How good you were at an instrument of course depended on hours spent playing, and the more instruments you play, the less time you’ll be able to devote to each one. Therefore, to be a master of one art I decided it would be best to focus solely on that. I took a music degree and focused on the electric guitar. Playing other instruments, painting, drama and dance had also been big parts of my life before then, but I gave them all up in favour of the chance to become a real master at playing the guitar.

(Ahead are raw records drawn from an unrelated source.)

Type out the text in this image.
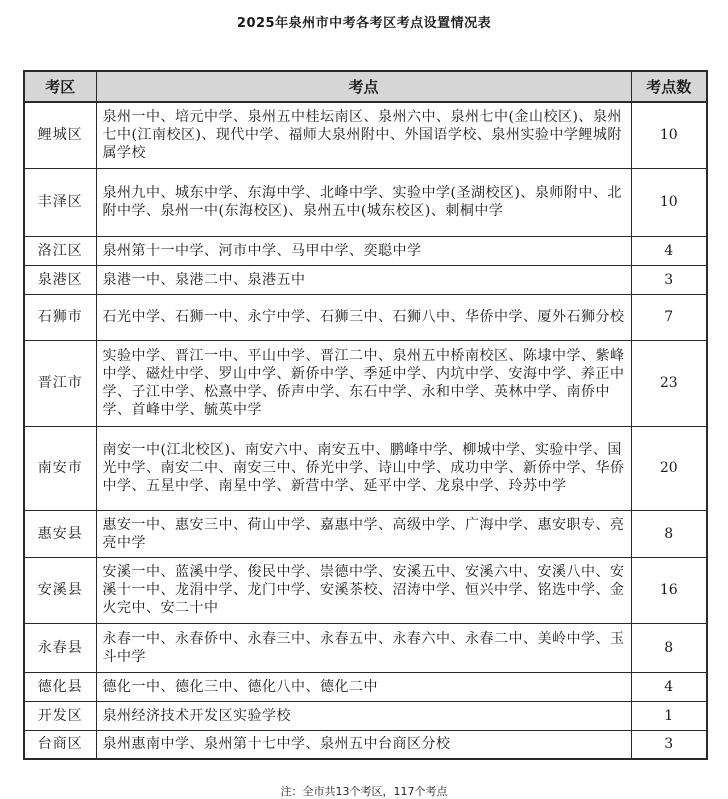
2025年泉州市中考各考区考点设置情况表
考区	考点	考点数
鲤城区	泉州一中、培元中学、泉州五中桂坛南区、泉州六中、泉州七中(金山校区)、泉州七中(江南校区)、现代中学、福师大泉州附中、外国语学校、泉州实验中学鲤城附属学校	10
丰泽区	泉州九中、城东中学、东海中学、北峰中学、实验中学(圣湖校区)、泉师附中、北附中学、泉州一中(东海校区)、泉州五中(城东校区)、刺桐中学	10
洛江区	泉州第十一中学、河市中学、马甲中学、奕聪中学	4
泉港区	泉港一中、泉港二中、泉港五中	3
石狮市	石光中学、石狮一中、永宁中学、石狮三中、石狮八中、华侨中学、厦外石狮分校	7
晋江市	实验中学、晋江一中、平山中学、晋江二中、泉州五中桥南校区、陈埭中学、紫峰中学、磁灶中学、罗山中学、新侨中学、季延中学、内坑中学、安海中学、养正中学、子江中学、松熹中学、侨声中学、东石中学、永和中学、英林中学、南侨中学、首峰中学、毓英中学	23
南安市	南安一中(江北校区)、南安六中、南安五中、鹏峰中学、柳城中学、实验中学、国光中学、南安二中、南安三中、侨光中学、诗山中学、成功中学、新侨中学、华侨中学、五星中学、南星中学、新营中学、延平中学、龙泉中学、玲苏中学	20
惠安县	惠安一中、惠安三中、荷山中学、嘉惠中学、高级中学、广海中学、惠安职专、亮亮中学	8
安溪县	安溪一中、蓝溪中学、俊民中学、崇德中学、安溪五中、安溪六中、安溪八中、安溪十一中、龙涓中学、龙门中学、安溪茶校、沼涛中学、恒兴中学、铭选中学、金火完中、安二十中	16
永春县	永春一中、永春侨中、永春三中、永春五中、永春六中、永春二中、美岭中学、玉斗中学	8
德化县	德化一中、德化三中、德化八中、德化二中	4
开发区	泉州经济技术开发区实验学校	1
台商区	泉州惠南中学、泉州第十七中学、泉州五中台商区分校	3
注：全市共13个考区，117个考点
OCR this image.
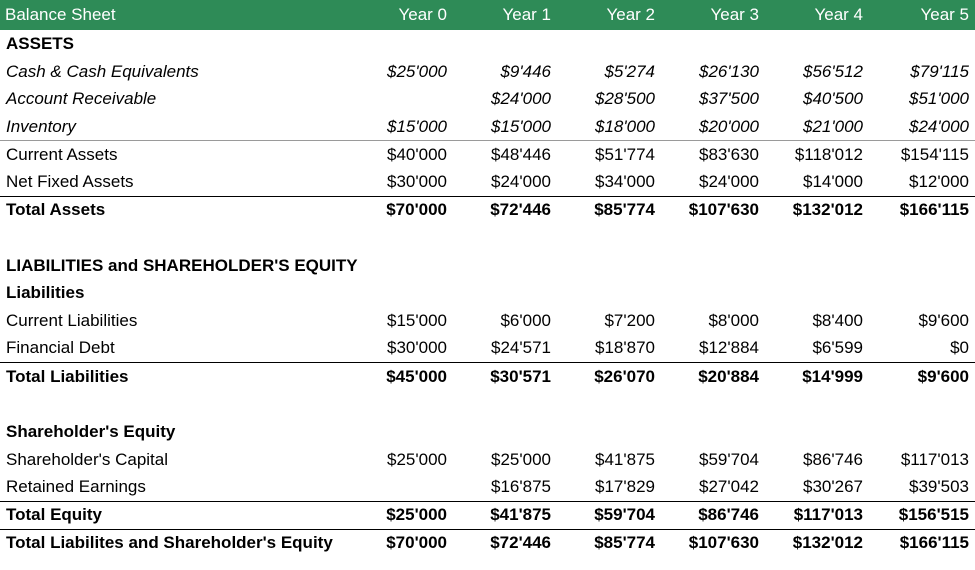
Balance Sheet	Year 0	Year 1	Year 2	Year 3	Year 4	Year 5
ASSETS						
Cash & Cash Equivalents	$25'000	$9'446	$5'274	$26'130	$56'512	$79'115
Account Receivable		$24'000	$28'500	$37'500	$40'500	$51'000
Inventory	$15'000	$15'000	$18'000	$20'000	$21'000	$24'000
Current Assets	$40'000	$48'446	$51'774	$83'630	$118'012	$154'115
Net Fixed Assets	$30'000	$24'000	$34'000	$24'000	$14'000	$12'000
Total Assets	$70'000	$72'446	$85'774	$107'630	$132'012	$166'115

LIABILITIES and SHAREHOLDER'S EQUITY						
Liabilities						
Current Liabilities	$15'000	$6'000	$7'200	$8'000	$8'400	$9'600
Financial Debt	$30'000	$24'571	$18'870	$12'884	$6'599	$0
Total Liabilities	$45'000	$30'571	$26'070	$20'884	$14'999	$9'600

Shareholder's Equity						
Shareholder's Capital	$25'000	$25'000	$41'875	$59'704	$86'746	$117'013
Retained Earnings		$16'875	$17'829	$27'042	$30'267	$39'503
Total Equity	$25'000	$41'875	$59'704	$86'746	$117'013	$156'515
Total Liabilites and Shareholder's Equity	$70'000	$72'446	$85'774	$107'630	$132'012	$166'115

In many ways, my attempt to focus purely on the guitar was a failure, because it was so at odds with my personality. Turns out, I thrive on constant variety. The determination with which I practiced the electric guitar at University, drove me to play the acoustic guitar for fun, and that’s where my creatively found itself. I practiced singing so I could write songs with vocal parts, took up playing bass guitar in order to join a band I liked, and practiced hand percussion in the hope of one day playing drums. But in all this, I made sure I was consistent with my electric guitar practice and never missed a day even if I didn’t feel like it.
10 years later and I find myself giving up these ideas. I no longer have a strict practice schedule in which I practice guitar and vocals every day. Not only that, but I have also taken up playing the silver flute, irish flute, piano, ukulele and anything else I can get hold of, as well as doing creative writing and the occasional painting. I enjoy learning these new things constantly, but I am still haunted by that saying that I took so seriously when I was young; Jack of all trades, master of none. Part of me is frustrated with my inability to simply focus on one discipline, and fears that this will result in a lifetime of being-a-bit-rubbish-at-stuff. So I try and tell myself the following things.
1. There’s no need to be a “master” at any instrument. This is popular music, not classical music. You just need to sound genuine, not virtuosic.
2. You will get better at many things, it’ll just take longer slower.
3. You are focusing on one discipline: songwriting. You’ve always stuck at that. Playing lots of different instruments and trying other art forms feeds your creatively, and THAT’S what’s most important.
Aside from feeling like I don’t know what on earth I’m doing when experimenting with a new art form, I am at my best when I’m doing as many different creative things as possible. They should conflict with each other, but actually I feel as though they feed each other. I’m becoming much more settled in myself and enjoying music much more since I’ve branched out more, and yet I still can’t help but feel the weight of that phrase that I took so literally when I was younger “Jack of all trades, master of none”. Perhaps I can think more positively. Rather than calling myself a “jack of all trades”, I could just call myself a “well rounded musician”.